Sun Microsystems has threatened a UK hardware news site with legal action for a story that included information that had already been posted on Sun's own Web site
Written by Matt Loney, Contributor

Sun Microsystems has threatened a UK-based tech hardware site with legal action over a story that included product information that was mistakenly posted on Sun's Web site.

The action is the latest instance of companies threatening legal action against journalists who use information that was already made available -- though unintentionally -- on the companies' own Web sites.
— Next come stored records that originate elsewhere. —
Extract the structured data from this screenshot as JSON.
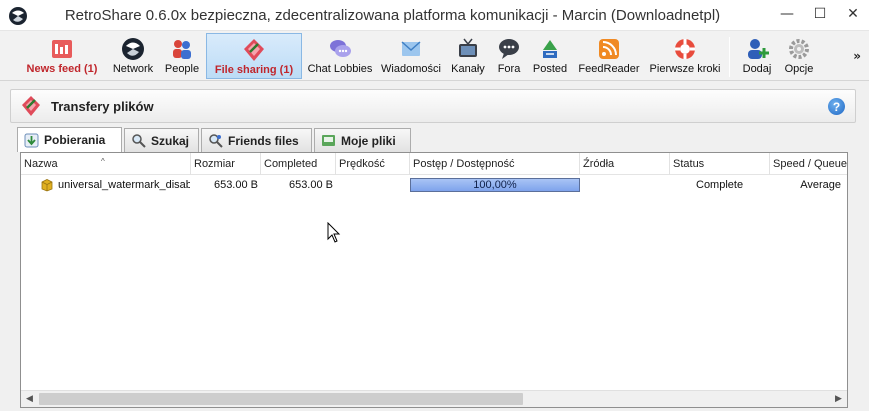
{
  "window": {
    "title": "RetroShare 0.6.0x bezpieczna, zdecentralizowana platforma komunikacji - Marcin (Downloadnetpl)",
    "minimize_glyph": "—",
    "maximize_glyph": "☐",
    "close_glyph": "✕"
  },
  "toolbar": {
    "items": [
      {
        "label": "News feed (1)",
        "icon": "news-feed-icon"
      },
      {
        "label": "Network",
        "icon": "network-icon"
      },
      {
        "label": "People",
        "icon": "people-icon"
      },
      {
        "label": "File sharing (1)",
        "icon": "file-sharing-icon"
      },
      {
        "label": "Chat Lobbies",
        "icon": "chat-lobbies-icon"
      },
      {
        "label": "Wiadomości",
        "icon": "messages-icon"
      },
      {
        "label": "Kanały",
        "icon": "channels-icon"
      },
      {
        "label": "Fora",
        "icon": "forums-icon"
      },
      {
        "label": "Posted",
        "icon": "posted-icon"
      },
      {
        "label": "FeedReader",
        "icon": "feedreader-icon"
      },
      {
        "label": "Pierwsze kroki",
        "icon": "getting-started-icon"
      },
      {
        "label": "Dodaj",
        "icon": "add-friend-icon"
      },
      {
        "label": "Opcje",
        "icon": "options-gear-icon"
      }
    ],
    "more_glyph": "»"
  },
  "panel": {
    "title": "Transfery plików",
    "help_glyph": "?"
  },
  "tabs": [
    {
      "label": "Pobierania",
      "icon": "downloads-icon"
    },
    {
      "label": "Szukaj",
      "icon": "search-icon"
    },
    {
      "label": "Friends files",
      "icon": "friends-files-icon"
    },
    {
      "label": "Moje pliki",
      "icon": "my-files-icon"
    }
  ],
  "table": {
    "columns": [
      "Nazwa",
      "Rozmiar",
      "Completed",
      "Prędkość",
      "Postęp / Dostępność",
      "Źródła",
      "Status",
      "Speed / Queue"
    ],
    "rows": [
      {
        "name": "universal_watermark_disab",
        "size": "653.00 B",
        "completed": "653.00 B",
        "speed": "",
        "progress_text": "100,00%",
        "progress_value": 100,
        "sources": "",
        "status": "Complete",
        "speed_queue": "Average"
      }
    ]
  },
  "scrollbar": {
    "left_glyph": "◀",
    "right_glyph": "▶"
  },
  "colors": {
    "alert_text": "#c0262c",
    "active_tab_bg": "#bcdcf6",
    "progress_fill": "#7ea3ec"
  }
}
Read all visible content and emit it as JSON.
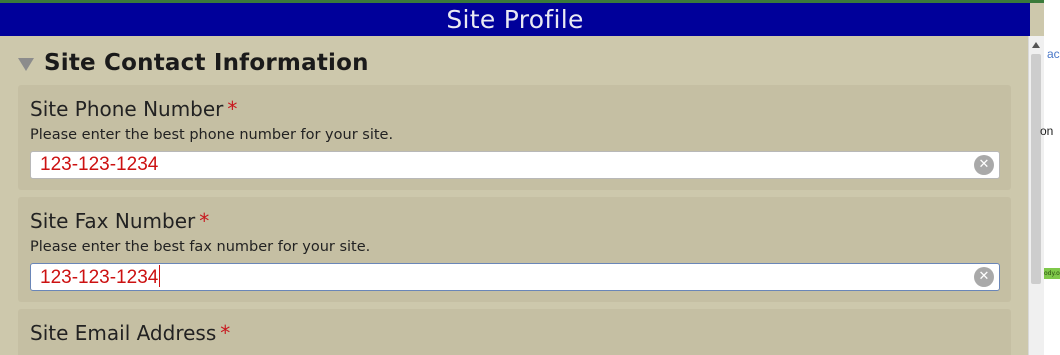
{
  "header": {
    "title": "Site Profile"
  },
  "section": {
    "title": "Site Contact Information"
  },
  "fields": [
    {
      "label": "Site Phone Number",
      "required_mark": "*",
      "help": "Please enter the best phone number for your site.",
      "value": "123-123-1234"
    },
    {
      "label": "Site Fax Number",
      "required_mark": "*",
      "help": "Please enter the best fax number for your site.",
      "value": "123-123-1234"
    },
    {
      "label": "Site Email Address",
      "required_mark": "*"
    }
  ],
  "side_pane": {
    "text_top": "ac",
    "text_mid": "on",
    "tag": "ody.o"
  },
  "colors": {
    "title_bar": "#00009a",
    "panel_bg": "#cdc8ac",
    "field_bg": "#c5bfa3",
    "required": "#c8161d",
    "input_text": "#cc1111"
  }
}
Mike Magee, editor of The Inquirer, said he received a letter from Sun lawyers Nabarro Nathanson on Tuesday morning instructing him to remove several stories from the site by 5.30 p.m. on Thursday or the computing giant would seek a court injunction. "They more or less ordered me to take the story down," said Magee. "I protested and told them that they had published the information themselves on their site. They admitted this but said they had then taken it down."

Magee said he subsequently took down the story together with two others referring to it, but said there was another demand that he found more difficult to comply with. Sun's lawyers had also told Magee to surrender or destroy a PDF document and to sign an undertaking saying he has done so. "I cannot sign the undertaking because it asks me to get rid of documents I never had," said Magee.
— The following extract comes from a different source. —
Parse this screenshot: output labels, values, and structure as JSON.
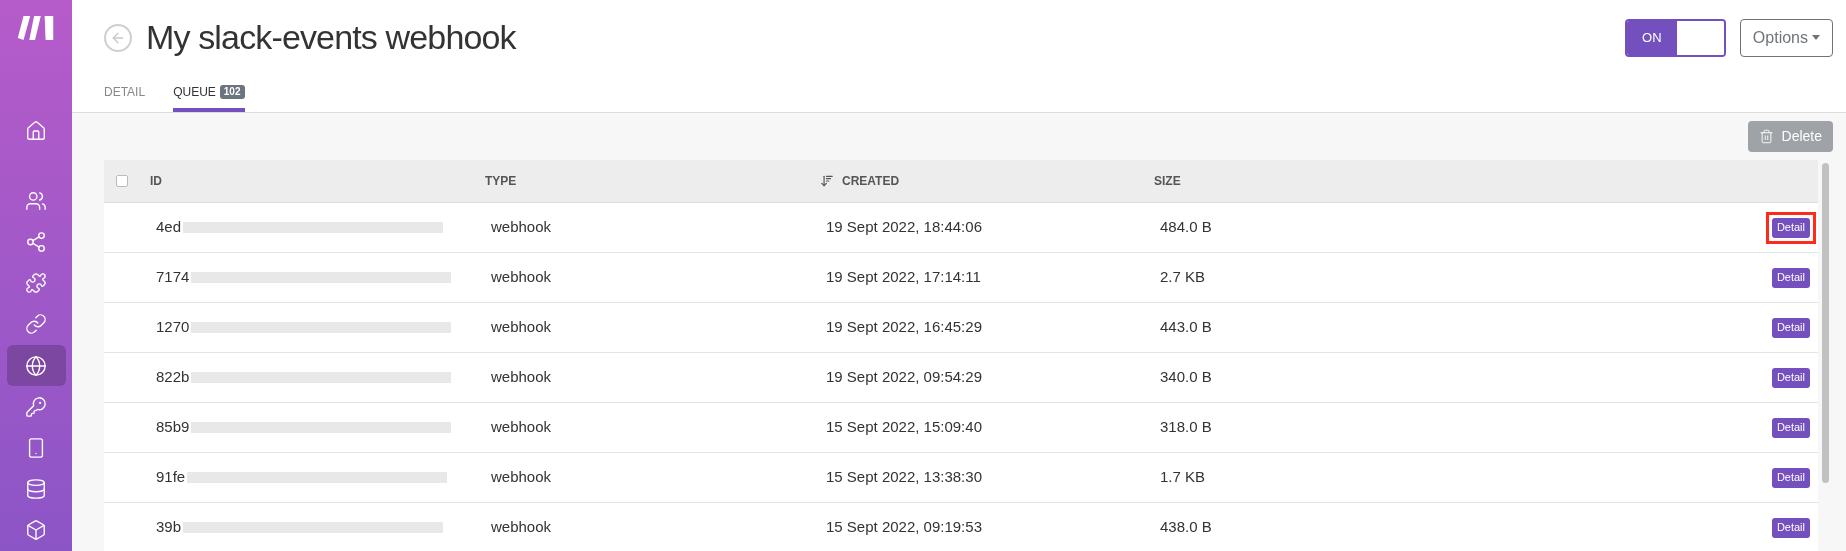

"These people published information themselves on their own site, and they are now trying to stop a journalist writing about a mistake they made," Magee added.
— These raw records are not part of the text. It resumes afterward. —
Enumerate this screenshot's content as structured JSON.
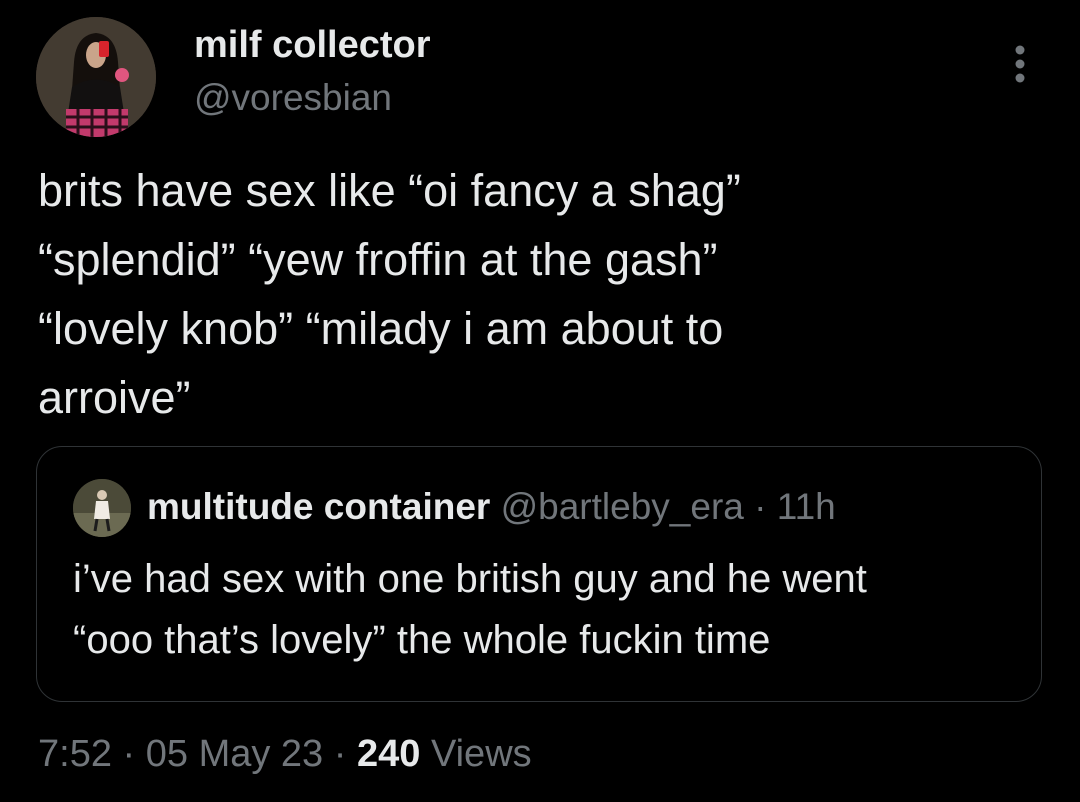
{
  "author": {
    "display_name": "milf collector",
    "handle": "@voresbian",
    "avatar_icon": "profile-photo"
  },
  "tweet": {
    "text": "brits have sex like “oi fancy a shag”\n“splendid” “yew froffin at the gash”\n“lovely knob” “milady i am about to\narroive”"
  },
  "quoted_tweet": {
    "display_name": "multitude container",
    "handle": "@bartleby_era",
    "separator": "·",
    "time": "11h",
    "text": "i’ve had sex with one british guy and he went\n“ooo that’s lovely” the whole fuckin time"
  },
  "meta": {
    "time": "7:52",
    "date": "05 May 23",
    "separator": "·",
    "views_count": "240",
    "views_label": "Views"
  },
  "colors": {
    "background": "#000000",
    "text_primary": "#e7e9ea",
    "text_secondary": "#71767b",
    "border": "#2f3336"
  },
  "icons": {
    "more": "more-vertical-icon"
  }
}
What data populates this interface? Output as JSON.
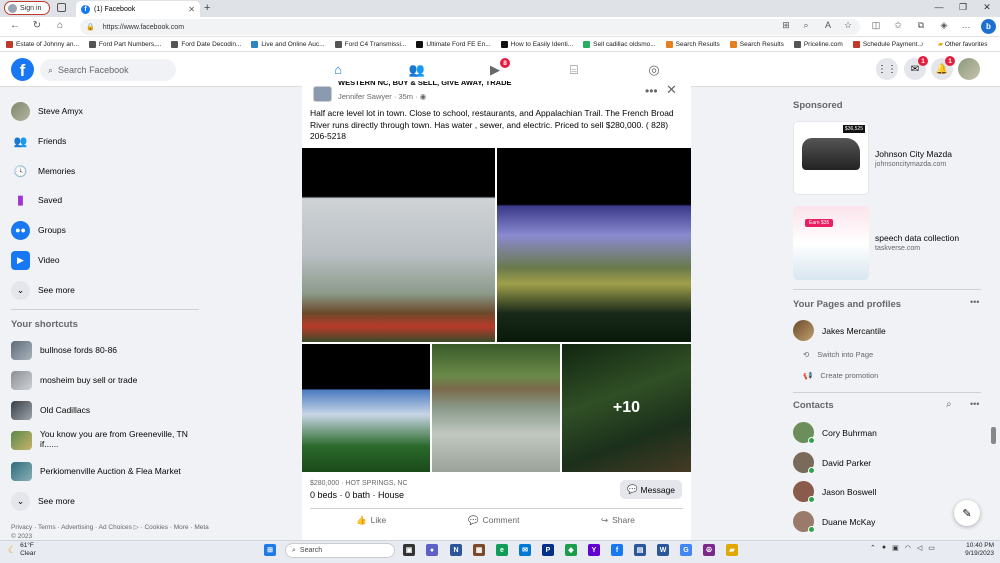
{
  "browser": {
    "signin_label": "Sign in",
    "tab_title": "(1) Facebook",
    "url": "https://www.facebook.com",
    "bookmarks": [
      {
        "label": "Estate of Johnny an...",
        "color": "#c0392b"
      },
      {
        "label": "Ford Part Numbers,...",
        "color": "#555555"
      },
      {
        "label": "Ford Date Decodin...",
        "color": "#555555"
      },
      {
        "label": "Live and Online Auc...",
        "color": "#2e86c1"
      },
      {
        "label": "Ford C4 Transmissi...",
        "color": "#555555"
      },
      {
        "label": "Ultimate Ford FE En...",
        "color": "#111111"
      },
      {
        "label": "How to Easily Identi...",
        "color": "#111111"
      },
      {
        "label": "Sell cadillac oldsmo...",
        "color": "#27ae60"
      },
      {
        "label": "Search Results",
        "color": "#e67e22"
      },
      {
        "label": "Search Results",
        "color": "#e67e22"
      },
      {
        "label": "Priceline.com",
        "color": "#555555"
      },
      {
        "label": "Schedule Payment...",
        "color": "#c0392b"
      }
    ],
    "other_favorites": "Other favorites"
  },
  "header": {
    "search_placeholder": "Search Facebook",
    "watch_badge": "8",
    "messenger_badge": "1",
    "notifications_badge": "1"
  },
  "sidebar": {
    "items": [
      {
        "label": "Steve Amyx",
        "icon": "avatar"
      },
      {
        "label": "Friends",
        "icon": "friends-icon"
      },
      {
        "label": "Memories",
        "icon": "clock-icon"
      },
      {
        "label": "Saved",
        "icon": "bookmark-icon"
      },
      {
        "label": "Groups",
        "icon": "groups-icon"
      },
      {
        "label": "Video",
        "icon": "video-icon"
      },
      {
        "label": "See more",
        "icon": "chevron-down-icon"
      }
    ],
    "shortcuts_title": "Your shortcuts",
    "shortcuts": [
      {
        "label": "bullnose fords 80-86"
      },
      {
        "label": "mosheim buy sell or trade"
      },
      {
        "label": "Old Cadillacs"
      },
      {
        "label": "You know you are from Greeneville, TN if......"
      },
      {
        "label": "Perkiomenville Auction & Flea Market"
      }
    ],
    "see_more_2": "See more",
    "footer": "Privacy · Terms · Advertising · Ad Choices ▷ · Cookies · More · Meta © 2023"
  },
  "post": {
    "group_title": "WESTERN NC, BUY & SELL, GIVE AWAY, TRADE",
    "author": "Jennifer Sawyer · 35m · ◉",
    "body": "Half acre level lot in town. Close to school, restaurants,  and Appalachian Trail. The French Broad River runs directly through town. Has water , sewer, and electric. Priced to sell $280,000. ( 828) 206-5218",
    "more_photos": "+10",
    "price_location": "$280,000 · HOT SPRINGS, NC",
    "listing_details": "0 beds · 0 bath · House",
    "message_label": "Message",
    "like_label": "Like",
    "comment_label": "Comment",
    "share_label": "Share"
  },
  "right": {
    "sponsored_title": "Sponsored",
    "ads": [
      {
        "title": "Johnson City Mazda",
        "domain": "johnsoncitymazda.com",
        "tag": "$36,525"
      },
      {
        "title": "speech data collection",
        "domain": "taskverse.com",
        "tag": "Earn $35"
      }
    ],
    "pages_title": "Your Pages and profiles",
    "page_name": "Jakes Mercantile",
    "switch_label": "Switch into Page",
    "promo_label": "Create promotion",
    "contacts_title": "Contacts",
    "contacts": [
      {
        "name": "Cory Buhrman",
        "color": "#6b8e5a"
      },
      {
        "name": "David Parker",
        "color": "#7a6a5a"
      },
      {
        "name": "Jason Boswell",
        "color": "#8a5a4a"
      },
      {
        "name": "Duane McKay",
        "color": "#9a7a6a"
      }
    ]
  },
  "taskbar": {
    "temp": "61°F",
    "condition": "Clear",
    "search_label": "Search",
    "time": "10:40 PM",
    "date": "9/19/2023"
  }
}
In a message to readers posted on the site explaining the issue, Magee said: "We have written back to Sun's English pleaders and said that we have no objection to taking the stories down, not on the grounds that we feel we've done anything wrong, but because we don't think they're very interesting stories anyway.... We faithfully promise never to write about Sun Microsystems ever again, unless it goes bust, carries its threats through and sues us -- we'll have a courtroom reporter there -- or unless we write a satirical story."

Sun did not respond to requests for comment.

Sun's action follows a similar incident last month when Swedish company Intentia International, which makes collaboration software, filed criminal charges against Reuters, claiming that the news agency broke into its Web site to get access to an earnings report.

Reuters argued that the information was publicly available on the company's Web site, and said there was "no substance" to the charges. According to news reports, the report was accessible to anyone who knew the correct address. Although Intentia said the report was not linked to through any public means, Reuters said the information was not accessed from a private or password-protected site, but from the public Internet.